In a highly significant victory, Kurdish fighters backed by intense US-led airstrikes have pushed the Islamic State group out of the Syrian town of Kobane, a major loss for extremists whose hopes for easy victory dissolved into a bloody, costly siege.
Fighters raised a Kurdish flag on a hill in the border town near Turkey that once flew the Islamic State group's black banner.
It represents a key conquest both for the embattled Kurds and the coalition of nations taking part in air-strikes, whose American coordinator had predicted that the Islamic State group would "impale itself" on Kobane.
A picture taken on January 26 from Sanliufra shows a flag of YPG (People's Protection Units) flying in the Syrian town Kobane
The Britain-based Syrian Observatory for Human Rights and senior Kurdish official Idriss Nassan said earlier this morning that the Islamic State group had been nearly expelled, with some sporadic fighting on the eastern edges of the town.
"The Islamic State is on the verge of defeat," said Nassan, speaking from Turkey near the Syrian border. "Their defenses have collapsed and its fighters have fled."
In September, Islamic State fighters began capturing some 300 Kurdish villages near Kobane and thrust into the town itself, occupying nearly half of it. Tens of thousands of refugees spilled across the border into Turkey.

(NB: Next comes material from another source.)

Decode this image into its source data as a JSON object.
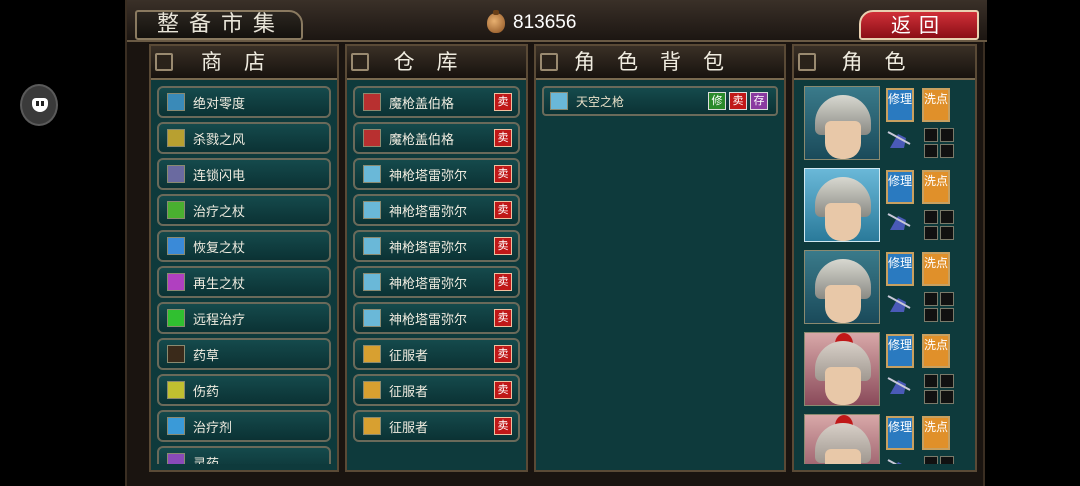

By October, Islamic State control of Kobane was so widespread that it even made a propaganda video from the town featuring a captive British photojournalist, John Cantlie, to convey its message that Islamic State fighters had pushed deep inside.

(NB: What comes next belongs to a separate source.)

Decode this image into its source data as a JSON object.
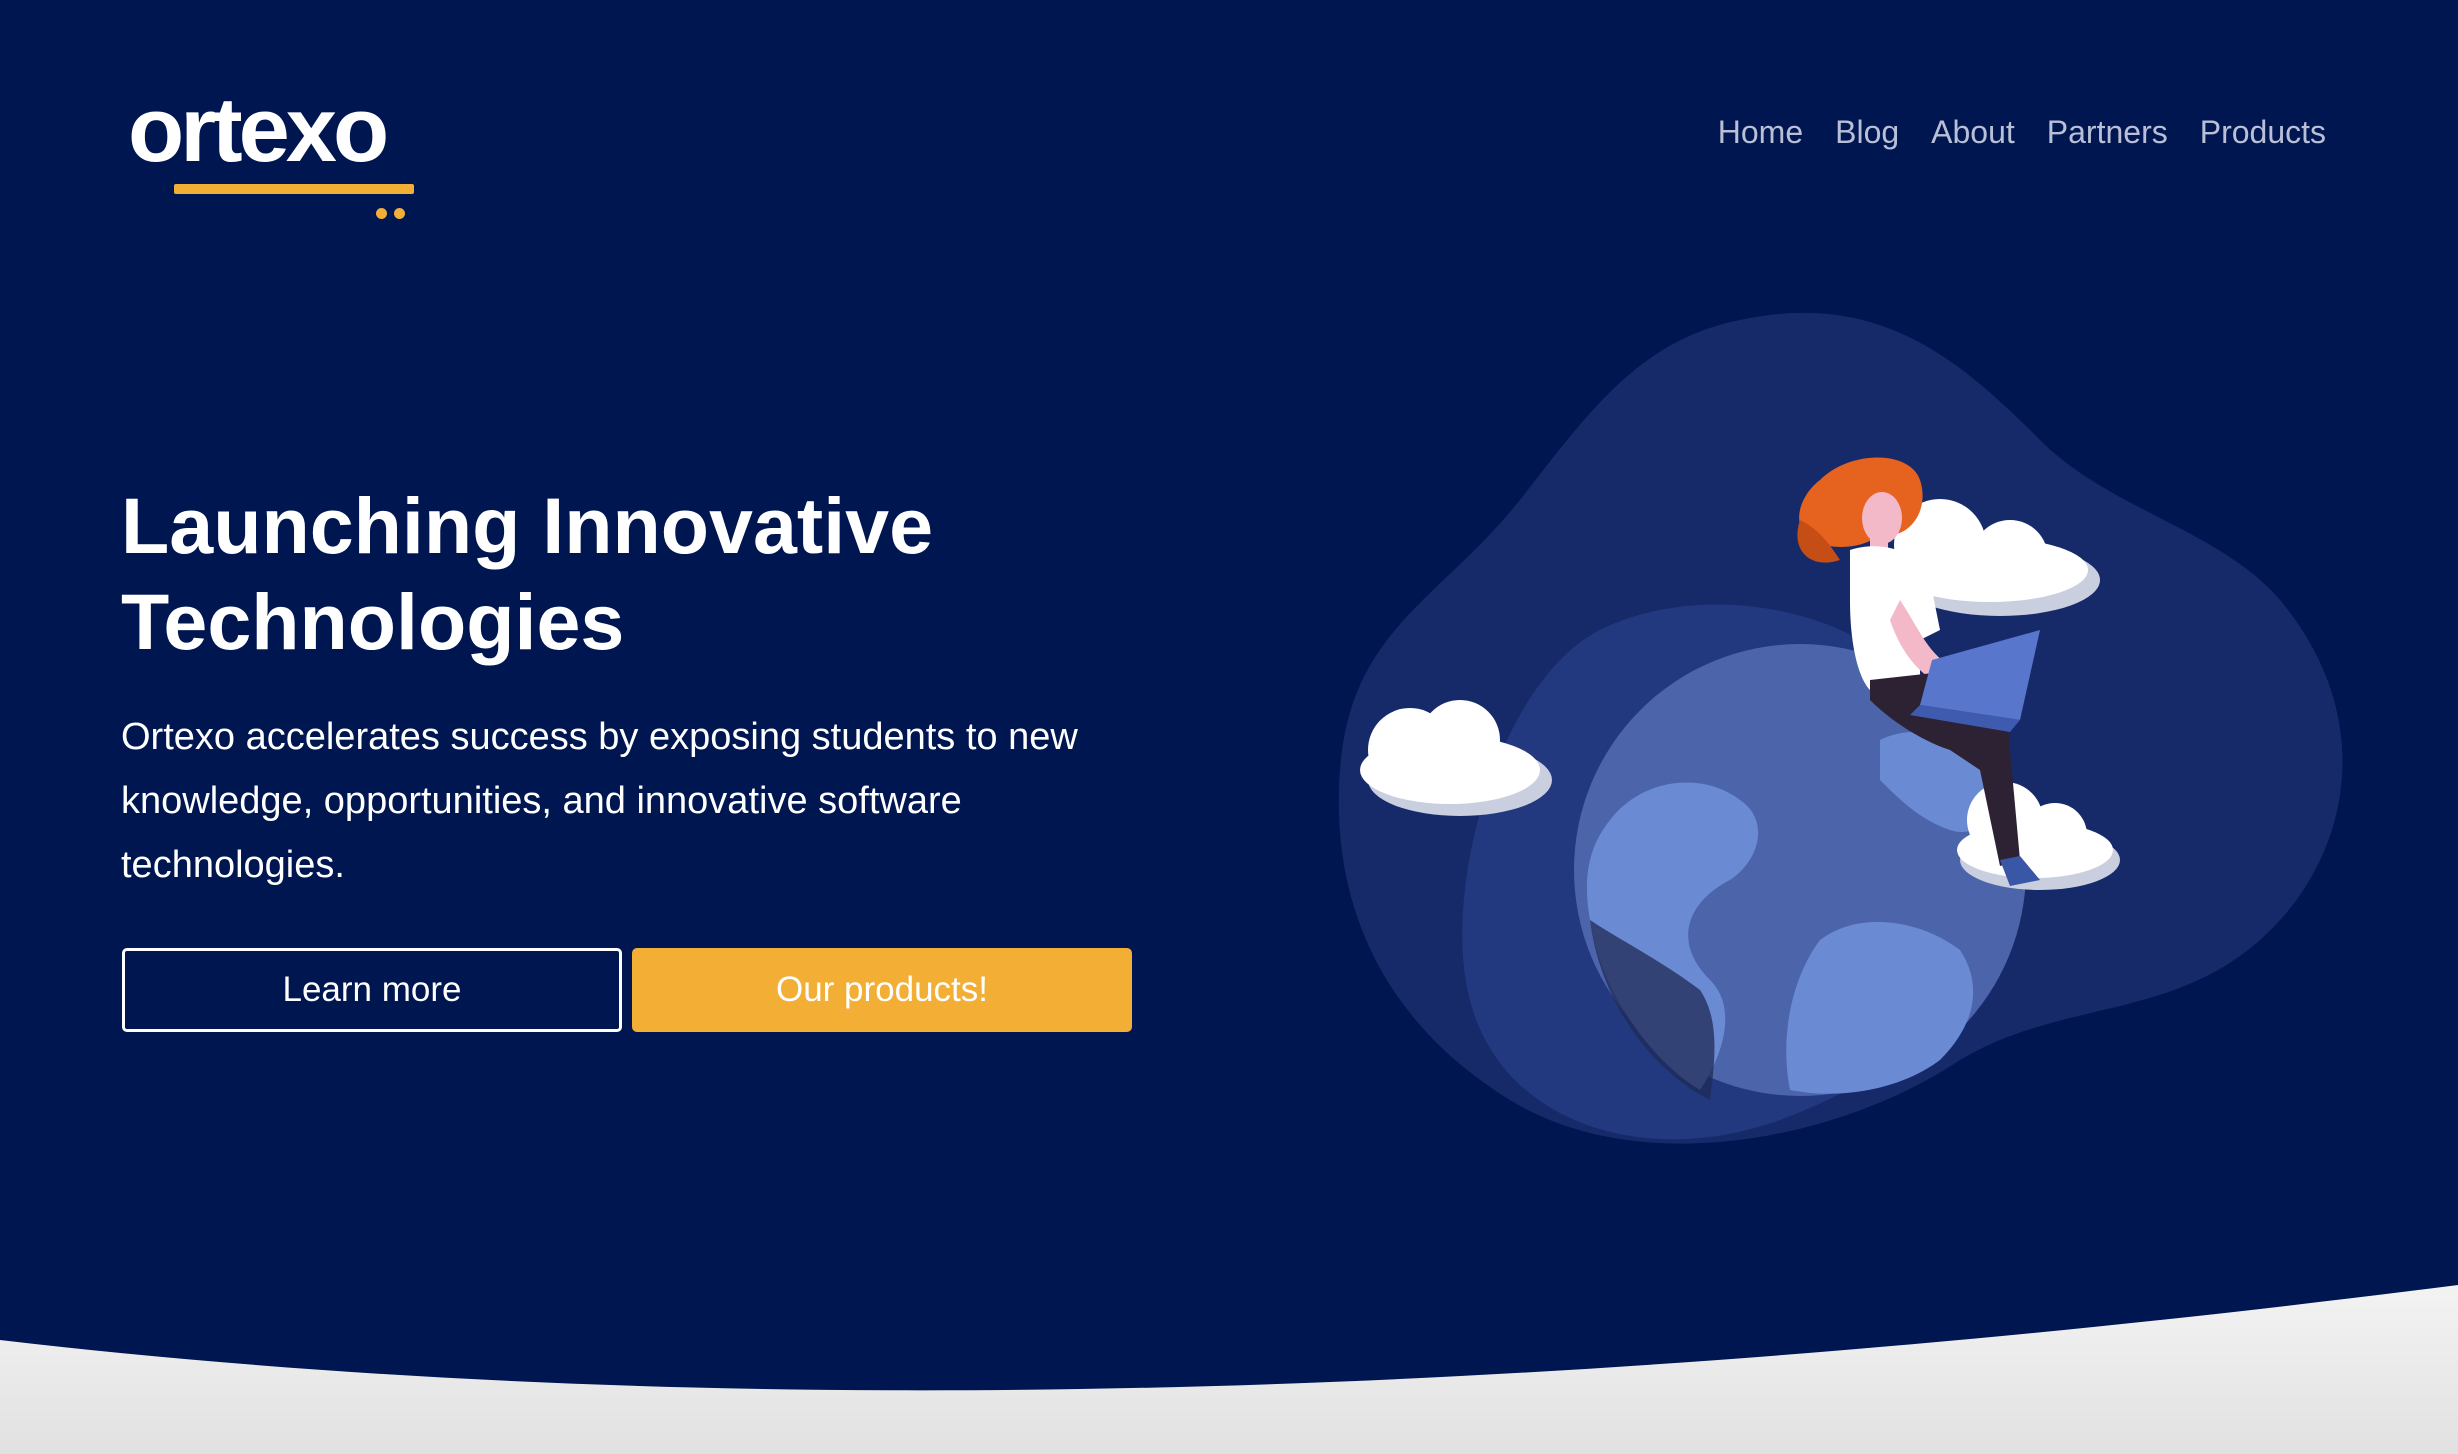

The town's capture would have given the jihadi group control of a border crossing with Turkey and open direct lines between its positions along the border.
US Secretary of State John Kerry declared it would be "morally very difficult" not to help Kobane.

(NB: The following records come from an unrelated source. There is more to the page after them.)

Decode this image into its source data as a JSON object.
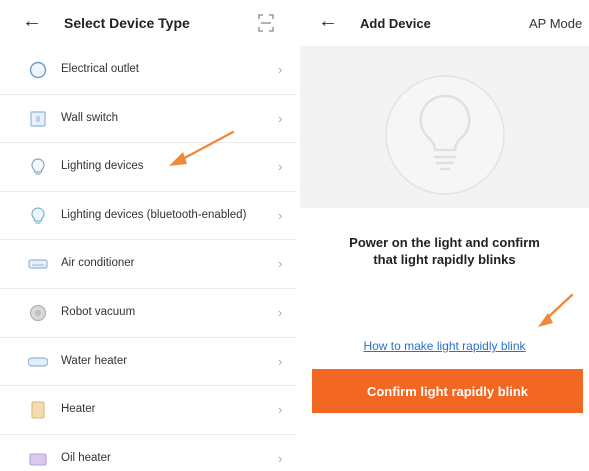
{
  "left": {
    "title": "Select Device Type",
    "items": [
      {
        "label": "Electrical outlet",
        "icon": "outlet-icon"
      },
      {
        "label": "Wall switch",
        "icon": "wall-switch-icon"
      },
      {
        "label": "Lighting devices",
        "icon": "bulb-icon"
      },
      {
        "label": "Lighting devices (bluetooth-enabled)",
        "icon": "bluetooth-bulb-icon"
      },
      {
        "label": "Air conditioner",
        "icon": "air-conditioner-icon"
      },
      {
        "label": "Robot vacuum",
        "icon": "robot-vacuum-icon"
      },
      {
        "label": "Water heater",
        "icon": "water-heater-icon"
      },
      {
        "label": "Heater",
        "icon": "heater-icon"
      },
      {
        "label": "Oil heater",
        "icon": "oil-heater-icon"
      }
    ]
  },
  "right": {
    "title": "Add Device",
    "mode": "AP Mode",
    "instruction_line1": "Power on the light and confirm",
    "instruction_line2": "that light rapidly blinks",
    "help_link": "How to make light rapidly blink",
    "confirm_label": "Confirm light rapidly blink"
  },
  "colors": {
    "accent": "#f26722",
    "link": "#2a72c9",
    "annotation_arrow": "#f0883c"
  }
}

Air assaults began September 23, with Kobane the target of about a half-dozen airstrikes on average each day, and often more. More than 80% of all coalition airstrikes in Syria have been in or around the town. At one point in October, the US air dropped bundles of weapons and medical supplies for Kurdish fighters — a first in the Syrian conflict.
Analysts, as well as Syrian and Kurdish activists, credit the air campaign and the arrival in October of heavily armed Kurdish peshmerga fighters from Iraq, who neutralised the Islamic State group's artillery advantage, for bringing key areas of Kobane under Kurdish control.
Nassan said US-led coalition strikes became more intense in the past few days, helping Kurdish fighters in their final push toward Islamic State group positions on the southern and eastern edges of the town. He said he was preparing to head into Kobane on Tuesday and expected the town to be fully free by then.
Smoke billowing from the Syrian town Kobane, also known as Ain al-Arab, following clashes between Kurdish forces and Islamic State
Gharib Hassou, a representative of Syria's powerful Kurdish Democratic Union Party, or PYD, based in Southern Kurdistan, said fighting was still going in "two or three streets," adding that most of the militants withdrew to the town of Tal Abyad to the east.
"There are a lot of dead bodies ... and they left some of the weapons," he said. Kurdish fighters also suffered high casualties, he said, adding that more reinforcements will be sent to reinforce control over the town.
Rami Abdurrahman, director of the Observatory, said the Kurdish force was led by Mohammed Barkhadan, the Kobane commander of the main Kurdish militia known as the People's Protection Units, or YPG. Barkhadan is a well-known militia leader among Kurds and in 2013 he led an offensive that ousted Islamic militants out of the northern Syrian town of Ras Ayn, Aburrahman said.
Since mid-September, the battle for Kobane has killed some 1,600 people, including 1,075 Islamic State group members, 459 Kurdish fighters and 32 civilians, the Observatory reported earlier this month. The Islamic State group, increasingly under pressure, has carried out more than 35 suicide attacks in Kobane in recent weeks, activists say.